In the house this week it’s been a case of buses, planes, trains and automobiles for me, as well as a dose of football.
Starting with the beautiful game, things got ugly when six of our larger football clubs launched plans to breakaway and start a new European league with six clubs from across the continent. The condemnation was universal.
In the chamber, the Secretary of State made it clear that the Government would use every lever to block the move. I made the point that, on the Sussex coast, we are very proud of the rise of Brighton and Hove Albion. From playing in the Withdean athletics stadium only ten seasons ago, they now grace the Premier League in the majestic Amex Stadium. Brighton, I explained, were due to play Chelsea; one of the architects seeking to destroy our local club’s standing. I asked the Minister to consider new legislation to break up the ownership of clubs who act as a cartel and don’t embrace competition. We can do similar when industry abuses a dominant position. The German model means that one individual cannot own a majority of the club; meaning fans’ trusts tend to. Would he consider this? As it turned out, and as Brighton were holding Chelsea to a draw, the six clubs capitulated under huge pressure from fans, Government and Parliament. It just shows that people power can still hold the big operators to account.
Transport has kept me busy this week. Residents rely on their bus service to connect them from village to town. Outside of London, services have dwindled. The Transport Select Committee called for a Buses Strategy to provide a better service commitment and partnership between local transport authority and bus companies. The Government have accepted this idea. We met this week to consider how this will be delivered. The Government has given £100,000 to each County Council to hire someone who is passionate about buses and will make it his or her job to help our services grow. There will then follow an additional £3billion to those Counties who come up with bold plans for growth. I will be working locally to ensure this is one bus we do not miss.

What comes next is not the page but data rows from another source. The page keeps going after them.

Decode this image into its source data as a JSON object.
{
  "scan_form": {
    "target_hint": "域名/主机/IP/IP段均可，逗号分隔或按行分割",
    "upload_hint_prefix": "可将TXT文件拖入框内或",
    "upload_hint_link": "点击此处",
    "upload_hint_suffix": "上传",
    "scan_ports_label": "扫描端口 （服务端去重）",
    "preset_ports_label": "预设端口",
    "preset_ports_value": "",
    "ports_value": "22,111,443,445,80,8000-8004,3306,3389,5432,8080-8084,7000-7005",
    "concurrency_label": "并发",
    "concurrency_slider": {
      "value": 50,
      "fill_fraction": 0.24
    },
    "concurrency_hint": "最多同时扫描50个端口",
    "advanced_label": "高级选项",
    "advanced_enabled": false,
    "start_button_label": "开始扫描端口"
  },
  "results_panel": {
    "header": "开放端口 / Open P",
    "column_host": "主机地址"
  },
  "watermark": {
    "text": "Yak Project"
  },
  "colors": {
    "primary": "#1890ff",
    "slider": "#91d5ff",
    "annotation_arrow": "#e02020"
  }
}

Motorways may not be a local issue, given we have none in East Sussex, but most of us use them. Over recent years, Highways England have been turning hard-shoulders into an extra lane. At intervals, an emergency bay is built for those who breakdown. These ‘Smart Motorways’ have led to questions on safety. In 2016 the Transport Committee called for the work to be halted as we found them unsafe. In defending the schemes, Highways England promised to roll-out ‘stop vehicle detection’ technology in 2016 to protect the 40% of breakdowns which occur in live lanes and cannot reach an emergency bay. Out of 500 miles of Smart Motorway, only 37 miles have this technology in place. In return for Highways England converting more motorway hard-shoulders, they must deliver the technology by 2022. This is being touted as a year earlier than planned. As far as I can see, it is 6 years late. Our committee starts a second public inquiry on Smart Motorways next month. Many bereaved families have been in contact. We owe it to them to look at the safety angle. We will also assess if these roads do deliver productivity and value for money.

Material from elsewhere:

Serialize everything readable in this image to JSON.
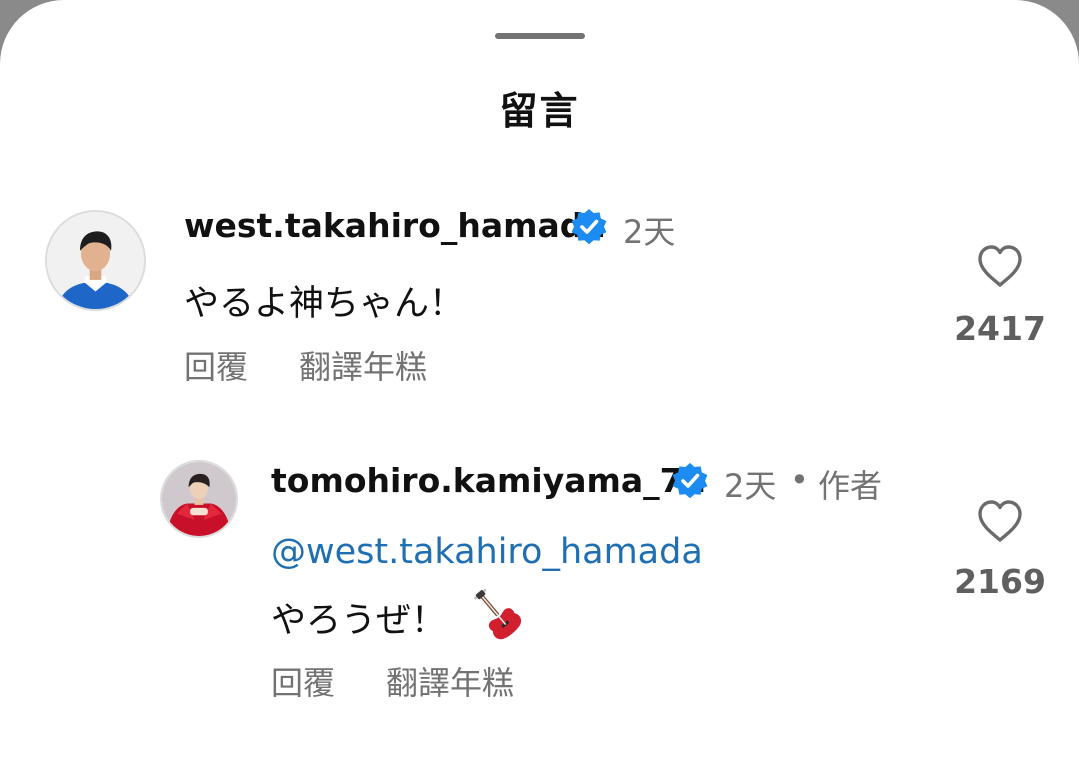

On planes, the Transport Committee issued its report calling for the Government to give more detail on the rules around international travel. We want to know what the rules will be on testing and quarantine for each country. The Government issued a traffic light system earlier this month but won’t say which country applies to which light. It has promised this by ‘May’. We have asked for it on the 1st , as well as an explanation on what can move a country from one regime to another. We also want the price of testing to be brought down and to see airports able to safely handle passengers. Currently passengers wait 6 hours to be processed, mixing with those who will go straight to hotel quarantine. We need papers checked before the flight leaves (a condition to carriage) and apps developed for phones so we can make it a better and safer experience.
As for Trains, we still have diesel trains running through the constituency because the section of Marshlink line between Ore and Ashford is not electrified by the ‘third rail’ power method which covers most of the region. I’ve been working with Network Rail to deliver a third rail solution for this section of line. With similar changes on the Uckfield line, it would allow us to make Southern an entirely electric fleet. This will help us meet the commitment to decarbonise the railway by 2040.